PSEs in India have many checks and balances and regulatory norms to conduct business within the Articles of Association and Memorandum of Understanding with the government. They are directly or indirectly responsible to the people of India as a custodian of public money for which they are accountable.
SCOPE sees a vital link between the corporate governance and empowerment of boards of directors of CPSEs. It has, therefore, been organising many programmes for improving corporate governance in CPSEs as well as taking up governance issues with the government and other statutory bodies. It has been organising conclaves and certification programmes, where world-renowned resource persons share experiences about best practices. SCOPE has also circulated a board-approved policy on corporate governance to all CPSEs so that they become a role model for corporate governance in India.
Do you think that only regulations are essential for best practices in corporate governance?
Regulations are essential but best practices in corporate governance require something more than codes and regulations, as they become frustrating and undermine the dynamic process and also inhibit the programmes. Flexibility combined with ethical consideration is probably the best way to have the desired results. In this regard, you may recall that even best regulations have witnessed worst frauds in the past. Therefore, ethics is equally important for imparting best corporate governance.
Government has issued guidelines on CSR for CPSEs while there are no mandatory guidelines for private corporates. What are your views?
PSEs in India have given utmost importance to CSR. They have made considerable contribution towards achieving the goal of inclusive growth.

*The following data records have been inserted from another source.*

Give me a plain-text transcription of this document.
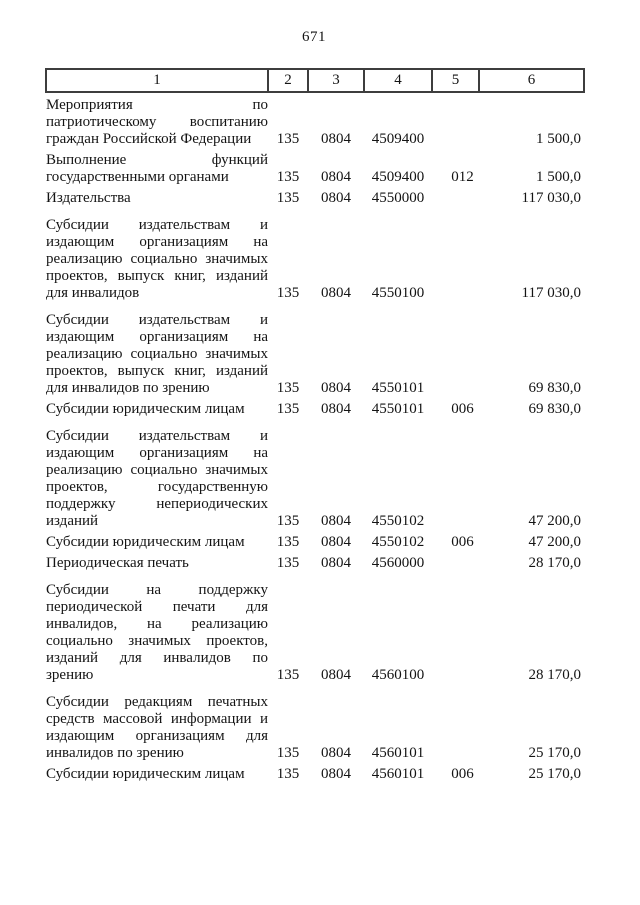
671
1	2	3	4	5	6

Мероприятия по
патриотическому воспитанию
граждан Российской Федерации	135	0804	4509400		1 500,0

Выполнение функций
государственными органами	135	0804	4509400	012	1 500,0

Издательства	135	0804	4550000		117 030,0

Субсидии издательствам и
издающим организациям на
реализацию социально значимых
проектов, выпуск книг, изданий
для инвалидов	135	0804	4550100		117 030,0

Субсидии издательствам и
издающим организациям на
реализацию социально значимых
проектов, выпуск книг, изданий
для инвалидов по зрению	135	0804	4550101		69 830,0

Субсидии юридическим лицам	135	0804	4550101	006	69 830,0

Субсидии издательствам и
издающим организациям на
реализацию социально значимых
проектов, государственную
поддержку непериодических
изданий	135	0804	4550102		47 200,0

Субсидии юридическим лицам	135	0804	4550102	006	47 200,0

Периодическая печать	135	0804	4560000		28 170,0

Субсидии на поддержку
периодической печати для
инвалидов, на реализацию
социально значимых проектов,
изданий для инвалидов по
зрению	135	0804	4560100		28 170,0

Субсидии редакциям печатных
средств массовой информации и
издающим организациям для
инвалидов по зрению	135	0804	4560101		25 170,0

Субсидии юридическим лицам	135	0804	4560101	006	25 170,0
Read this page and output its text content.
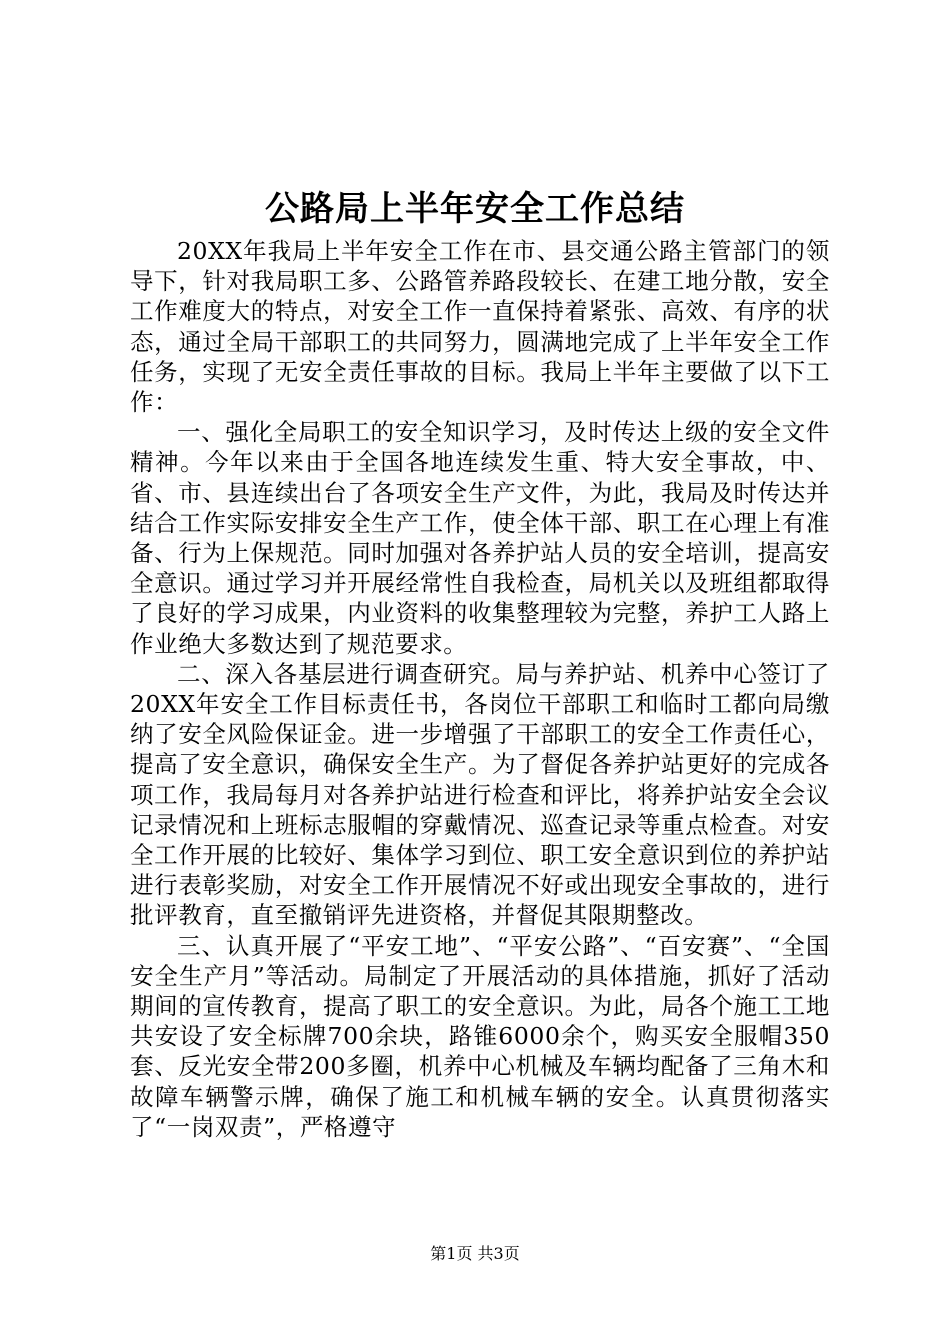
公路局上半年安全工作总结

20XX年我局上半年安全工作在市、县交通公路主管部门的领导下，针对我局职工多、公路管养路段较长、在建工地分散，安全工作难度大的特点，对安全工作一直保持着紧张、高效、有序的状态，通过全局干部职工的共同努力，圆满地完成了上半年安全工作任务，实现了无安全责任事故的目标。我局上半年主要做了以下工作：

一、强化全局职工的安全知识学习，及时传达上级的安全文件精神。今年以来由于全国各地连续发生重、特大安全事故，中、省、市、县连续出台了各项安全生产文件，为此，我局及时传达并结合工作实际安排安全生产工作，使全体干部、职工在心理上有准备、行为上保规范。同时加强对各养护站人员的安全培训，提高安全意识。通过学习并开展经常性自我检查，局机关以及班组都取得了良好的学习成果，内业资料的收集整理较为完整，养护工人路上作业绝大多数达到了规范要求。

二、深入各基层进行调查研究。局与养护站、机养中心签订了20XX年安全工作目标责任书，各岗位干部职工和临时工都向局缴纳了安全风险保证金。进一步增强了干部职工的安全工作责任心，提高了安全意识，确保安全生产。为了督促各养护站更好的完成各项工作，我局每月对各养护站进行检查和评比，将养护站安全会议记录情况和上班标志服帽的穿戴情况、巡查记录等重点检查。对安全工作开展的比较好、集体学习到位、职工安全意识到位的养护站进行表彰奖励，对安全工作开展情况不好或出现安全事故的，进行批评教育，直至撤销评先进资格，并督促其限期整改。

三、认真开展了“平安工地”、“平安公路”、“百安赛”、“全国安全生产月”等活动。局制定了开展活动的具体措施，抓好了活动期间的宣传教育，提高了职工的安全意识。为此，局各个施工工地共安设了安全标牌700余块，路锥6000余个，购买安全服帽350套、反光安全带200多圈，机养中心机械及车辆均配备了三角木和故障车辆警示牌，确保了施工和机械车辆的安全。认真贯彻落实了“一岗双责”，严格遵守

第1页 共3页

PSEs are of the strong view that business of doing business is not only business but something beyond business, which is upliftment of the civil society at large. In line with the recent government guidelines on CSR, they have earmarked 0.5% to 5% of the net profit for carrying out CSR programmes.
However, given the socio-economic conditions of India where large number of people still live below poverty line, it should be the prime concern for all corporates, whether public or private, to discharge their CSR as part of nation building. As a corporate citizen, entire industry fraternity has a responsibility towards citizens of the country. There should be level playing field for all corporates. Hence, contribution towards CSR should be made mandatory for all corporates - public and private.
SCOPE has been proactive towards image building of the public sector. What are your expectations from the government?
Public Sector Enterprises in India are contributing over Rs 1,66,000 crore by way of taxes and duties to government exchequer and contribute a net profit of almost Rs 1 lakh crore annually. On an investment of Rs 5.29 lakh crore, PSEs have contributed over Rs 7.02 lakh crore in the past five years. There is no denying the fact that the government has always recognised the services rendered by PSEs. But I would like to say that PSEs deserve better recognition and visibility during various programmes organised by the government.